As Sales Shift to E-Commerce, Bose Shutters Retail Stores

Bose, which opened its first retail store in 1993, will close its remaining 119 retail stores in Australia, Europe, Japan and North America. The company didn’t reveal how many jobs will be lost due to the closures, but it is believed to be in the hundreds. Bose stated that the move is due to “the dramatic shift to online shopping in specific markets,” and that “approximately 130 stores located in Greater China and the United Arab Emirates; and additional stores in India, Southeast Asia, and South Korea” will remain open.

The Verge reports that Colette Burke, vice president of global sales for Bose, noted that the Massachusetts-based privately held company opened retail stores as a way to “to experience, test, and talk to us about multi-component, CD and DVD-based home entertainment systems.”

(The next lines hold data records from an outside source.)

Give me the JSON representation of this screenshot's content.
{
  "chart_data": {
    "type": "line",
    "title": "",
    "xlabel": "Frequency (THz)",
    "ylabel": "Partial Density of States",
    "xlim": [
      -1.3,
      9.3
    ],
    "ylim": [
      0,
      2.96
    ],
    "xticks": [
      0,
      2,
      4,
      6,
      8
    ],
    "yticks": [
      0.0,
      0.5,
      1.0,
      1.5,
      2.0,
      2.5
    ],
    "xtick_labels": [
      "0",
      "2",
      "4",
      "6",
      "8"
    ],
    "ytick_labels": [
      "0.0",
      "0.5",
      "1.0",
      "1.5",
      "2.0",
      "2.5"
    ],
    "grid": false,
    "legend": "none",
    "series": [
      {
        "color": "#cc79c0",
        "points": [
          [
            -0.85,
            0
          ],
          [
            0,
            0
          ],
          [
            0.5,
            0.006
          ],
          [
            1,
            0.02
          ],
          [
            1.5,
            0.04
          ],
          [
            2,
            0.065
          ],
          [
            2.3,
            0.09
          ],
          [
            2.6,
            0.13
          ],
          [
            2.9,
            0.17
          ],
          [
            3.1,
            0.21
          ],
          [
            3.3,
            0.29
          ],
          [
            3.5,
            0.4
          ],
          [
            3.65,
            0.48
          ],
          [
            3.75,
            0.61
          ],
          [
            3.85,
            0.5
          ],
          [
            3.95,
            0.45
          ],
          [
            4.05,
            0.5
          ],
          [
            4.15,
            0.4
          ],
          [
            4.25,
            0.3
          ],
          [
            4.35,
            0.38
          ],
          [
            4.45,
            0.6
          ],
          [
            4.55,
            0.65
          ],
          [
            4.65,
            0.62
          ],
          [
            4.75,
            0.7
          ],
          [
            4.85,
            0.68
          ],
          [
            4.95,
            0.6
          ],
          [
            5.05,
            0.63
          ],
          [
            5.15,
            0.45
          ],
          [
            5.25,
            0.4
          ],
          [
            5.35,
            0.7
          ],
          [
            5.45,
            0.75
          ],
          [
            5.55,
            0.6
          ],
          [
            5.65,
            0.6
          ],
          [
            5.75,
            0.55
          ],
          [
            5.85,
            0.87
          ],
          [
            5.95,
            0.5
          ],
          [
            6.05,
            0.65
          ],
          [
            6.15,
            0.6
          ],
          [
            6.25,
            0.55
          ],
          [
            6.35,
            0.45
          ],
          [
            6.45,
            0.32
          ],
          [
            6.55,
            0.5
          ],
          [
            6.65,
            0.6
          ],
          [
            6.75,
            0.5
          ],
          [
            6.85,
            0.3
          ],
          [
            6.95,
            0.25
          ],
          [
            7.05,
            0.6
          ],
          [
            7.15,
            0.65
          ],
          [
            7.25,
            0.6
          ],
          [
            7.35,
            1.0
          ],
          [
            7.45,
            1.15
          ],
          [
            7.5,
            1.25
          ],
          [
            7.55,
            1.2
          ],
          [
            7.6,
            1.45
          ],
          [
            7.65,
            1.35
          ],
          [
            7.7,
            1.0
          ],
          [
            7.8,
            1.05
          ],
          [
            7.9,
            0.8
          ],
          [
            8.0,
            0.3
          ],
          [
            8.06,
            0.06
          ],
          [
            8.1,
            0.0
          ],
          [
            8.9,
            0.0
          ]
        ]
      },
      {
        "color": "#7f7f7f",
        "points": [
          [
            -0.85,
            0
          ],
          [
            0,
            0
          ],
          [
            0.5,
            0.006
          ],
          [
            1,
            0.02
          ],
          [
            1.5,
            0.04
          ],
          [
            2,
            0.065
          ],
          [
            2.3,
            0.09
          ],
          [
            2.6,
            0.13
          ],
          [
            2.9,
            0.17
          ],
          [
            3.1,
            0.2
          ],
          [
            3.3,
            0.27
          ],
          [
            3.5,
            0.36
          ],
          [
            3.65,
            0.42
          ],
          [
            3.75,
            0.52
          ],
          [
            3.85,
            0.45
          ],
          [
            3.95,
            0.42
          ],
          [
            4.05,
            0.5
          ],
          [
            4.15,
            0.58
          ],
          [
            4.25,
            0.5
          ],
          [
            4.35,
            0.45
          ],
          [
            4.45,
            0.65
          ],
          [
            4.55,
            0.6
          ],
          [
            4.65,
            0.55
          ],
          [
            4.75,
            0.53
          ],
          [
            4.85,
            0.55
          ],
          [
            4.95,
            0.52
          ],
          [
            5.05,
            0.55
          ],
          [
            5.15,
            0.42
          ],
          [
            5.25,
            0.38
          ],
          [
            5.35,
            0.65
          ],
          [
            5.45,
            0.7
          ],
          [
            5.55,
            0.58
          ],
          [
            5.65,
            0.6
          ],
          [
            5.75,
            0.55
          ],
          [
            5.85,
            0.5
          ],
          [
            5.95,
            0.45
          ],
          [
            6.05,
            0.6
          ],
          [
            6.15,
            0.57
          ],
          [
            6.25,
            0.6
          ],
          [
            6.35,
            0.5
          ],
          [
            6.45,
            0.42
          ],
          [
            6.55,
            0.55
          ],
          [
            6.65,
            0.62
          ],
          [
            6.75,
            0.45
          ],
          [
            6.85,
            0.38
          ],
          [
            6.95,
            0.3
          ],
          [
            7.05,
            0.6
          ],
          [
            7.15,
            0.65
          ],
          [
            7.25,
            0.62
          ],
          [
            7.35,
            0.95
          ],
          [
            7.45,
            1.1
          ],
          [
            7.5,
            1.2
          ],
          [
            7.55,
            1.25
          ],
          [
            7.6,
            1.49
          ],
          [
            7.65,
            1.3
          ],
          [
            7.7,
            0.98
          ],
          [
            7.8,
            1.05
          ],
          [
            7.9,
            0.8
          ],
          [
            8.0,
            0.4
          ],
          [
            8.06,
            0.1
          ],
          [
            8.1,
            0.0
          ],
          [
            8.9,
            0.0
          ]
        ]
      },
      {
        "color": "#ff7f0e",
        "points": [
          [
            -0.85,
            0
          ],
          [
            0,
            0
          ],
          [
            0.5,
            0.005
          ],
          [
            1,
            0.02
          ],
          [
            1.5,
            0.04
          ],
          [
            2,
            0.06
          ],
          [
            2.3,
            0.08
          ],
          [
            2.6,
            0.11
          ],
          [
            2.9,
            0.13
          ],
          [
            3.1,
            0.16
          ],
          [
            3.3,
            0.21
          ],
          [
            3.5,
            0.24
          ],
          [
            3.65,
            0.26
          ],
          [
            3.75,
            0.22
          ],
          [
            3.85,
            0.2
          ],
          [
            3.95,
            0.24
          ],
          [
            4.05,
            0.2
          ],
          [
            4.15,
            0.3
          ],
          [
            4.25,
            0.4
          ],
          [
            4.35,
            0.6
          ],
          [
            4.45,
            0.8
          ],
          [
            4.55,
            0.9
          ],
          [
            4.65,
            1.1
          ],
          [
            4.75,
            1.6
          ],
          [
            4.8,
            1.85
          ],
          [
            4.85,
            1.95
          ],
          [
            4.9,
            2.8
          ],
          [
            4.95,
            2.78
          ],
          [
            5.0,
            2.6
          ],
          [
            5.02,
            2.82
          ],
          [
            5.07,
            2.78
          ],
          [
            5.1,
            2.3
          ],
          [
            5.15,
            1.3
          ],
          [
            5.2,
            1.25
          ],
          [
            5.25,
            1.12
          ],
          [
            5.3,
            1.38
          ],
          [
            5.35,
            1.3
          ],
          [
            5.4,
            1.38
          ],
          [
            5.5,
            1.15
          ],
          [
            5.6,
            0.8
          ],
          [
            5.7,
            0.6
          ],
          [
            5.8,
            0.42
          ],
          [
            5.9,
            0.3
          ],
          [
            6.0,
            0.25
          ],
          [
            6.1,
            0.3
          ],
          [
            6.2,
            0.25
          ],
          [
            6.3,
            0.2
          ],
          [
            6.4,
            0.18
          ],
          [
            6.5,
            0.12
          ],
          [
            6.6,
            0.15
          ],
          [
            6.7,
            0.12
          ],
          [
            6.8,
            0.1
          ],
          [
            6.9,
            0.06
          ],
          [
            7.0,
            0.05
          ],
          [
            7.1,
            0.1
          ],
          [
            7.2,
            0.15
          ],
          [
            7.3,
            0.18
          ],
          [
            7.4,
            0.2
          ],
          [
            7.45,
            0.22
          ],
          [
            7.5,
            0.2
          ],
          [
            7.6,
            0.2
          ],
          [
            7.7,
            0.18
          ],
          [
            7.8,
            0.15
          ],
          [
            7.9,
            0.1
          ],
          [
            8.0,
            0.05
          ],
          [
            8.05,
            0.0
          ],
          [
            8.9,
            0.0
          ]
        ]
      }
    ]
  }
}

“At the time, it was a radical idea, but we focused on what our customers needed, and where they needed it — and we’re doing the same thing now,” she said. “It’s still difficult, because the decision impacts some of our amazing store teams who make us proud every day … Over the years, they’ve set the standard for customer service.”

The company is “offering outplacement assistance and severance to employees that are being laid off.”

CNN reports that, “mirroring a broader shift in the retail industry, Bose said that it doesn’t need brick-and-mortar stores because its customers are buying their products online.” Bose products are also for sale on an Amazon storefront and at Best Buy, Target and other big retailers.

According to Coresight Research, in 2019, “U.S. retailers announced 9,302 store closings, a 59 percent jump from 2018 and the highest number since [it] began tracking the data in 2012.” UBS analysts estimated that, “online sales make up around 16 percent of retail sales today, but they will rise to 25 percent by 2026 … [which] could force up to 75,000 more store closures by 2026, including some 20,000 clothing stores and up to 10,000 consumer electronics stores.”